With this data you can find out the exact location using a map or you can use freely available software to check the location.
Construction and testing
An actual-size, single-side PCB layout of the GPS and GPS based vehicle tracking circuit is shown in Fig. 5 and its component layout in Fig. 6.
Assemble the components on the PCB with IC bases for ATmega16 and MAX232. Burn the code into the MCU and mount it on the PCB. Insert the SIM card with sufficient balance in the GSM module.

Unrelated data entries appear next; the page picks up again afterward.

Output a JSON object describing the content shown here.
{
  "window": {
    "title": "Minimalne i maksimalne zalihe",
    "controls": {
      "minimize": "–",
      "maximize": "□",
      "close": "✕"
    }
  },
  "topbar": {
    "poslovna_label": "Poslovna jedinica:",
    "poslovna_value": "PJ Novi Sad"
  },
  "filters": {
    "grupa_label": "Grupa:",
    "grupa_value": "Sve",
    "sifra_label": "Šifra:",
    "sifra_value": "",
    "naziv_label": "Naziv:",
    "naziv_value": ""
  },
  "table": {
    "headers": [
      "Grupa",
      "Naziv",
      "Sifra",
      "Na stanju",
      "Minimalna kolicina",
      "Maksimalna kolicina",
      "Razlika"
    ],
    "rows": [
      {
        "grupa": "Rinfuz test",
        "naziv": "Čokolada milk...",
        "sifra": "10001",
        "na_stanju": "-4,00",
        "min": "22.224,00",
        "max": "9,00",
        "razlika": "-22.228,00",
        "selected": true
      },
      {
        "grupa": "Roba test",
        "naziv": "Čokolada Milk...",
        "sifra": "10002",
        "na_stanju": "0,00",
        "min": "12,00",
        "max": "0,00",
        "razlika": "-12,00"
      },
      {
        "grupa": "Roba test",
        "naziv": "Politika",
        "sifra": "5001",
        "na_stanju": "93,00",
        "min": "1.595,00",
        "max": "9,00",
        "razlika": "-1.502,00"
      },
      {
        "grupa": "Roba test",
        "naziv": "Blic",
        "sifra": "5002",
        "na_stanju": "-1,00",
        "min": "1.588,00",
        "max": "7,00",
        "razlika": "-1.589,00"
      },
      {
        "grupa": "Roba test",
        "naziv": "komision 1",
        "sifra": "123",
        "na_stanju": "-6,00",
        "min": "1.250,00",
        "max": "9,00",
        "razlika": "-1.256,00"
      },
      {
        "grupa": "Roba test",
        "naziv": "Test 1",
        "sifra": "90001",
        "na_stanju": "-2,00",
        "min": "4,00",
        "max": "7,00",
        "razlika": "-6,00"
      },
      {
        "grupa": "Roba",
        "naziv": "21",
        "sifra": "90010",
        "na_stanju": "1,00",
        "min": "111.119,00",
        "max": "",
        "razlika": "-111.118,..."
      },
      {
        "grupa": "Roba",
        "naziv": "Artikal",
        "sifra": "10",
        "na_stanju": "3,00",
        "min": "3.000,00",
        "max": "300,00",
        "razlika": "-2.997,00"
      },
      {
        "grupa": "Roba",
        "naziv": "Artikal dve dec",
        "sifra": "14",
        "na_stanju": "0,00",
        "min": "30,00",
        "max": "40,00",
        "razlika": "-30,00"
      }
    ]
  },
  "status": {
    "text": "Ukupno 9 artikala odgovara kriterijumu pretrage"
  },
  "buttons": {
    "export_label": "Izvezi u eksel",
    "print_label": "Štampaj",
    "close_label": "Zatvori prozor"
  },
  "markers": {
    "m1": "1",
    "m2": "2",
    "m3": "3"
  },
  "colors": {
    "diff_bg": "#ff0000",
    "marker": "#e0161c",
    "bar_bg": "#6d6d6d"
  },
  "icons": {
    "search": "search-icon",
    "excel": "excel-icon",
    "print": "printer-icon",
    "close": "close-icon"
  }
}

Connect the circuit as shown in Fig. 2.
This system can also be used where the information is not needed so frequently and the subject has to be tracked at irregular time periods, such as monitoring of adolescents by parents, in research to track animals in the jungle, coordinating search and rescue efforts, and mapping trails and exploring new terrains.
Lalit Prakash Vatsal is a third-year integrated dual degree (electronics and communication engineering) from IIT, Roorkee, Prince Gupta is a second-year B.Tech (electrical engineering) from IIT, Rajasthan and Sani Theo is working at EFY Lab as team leader.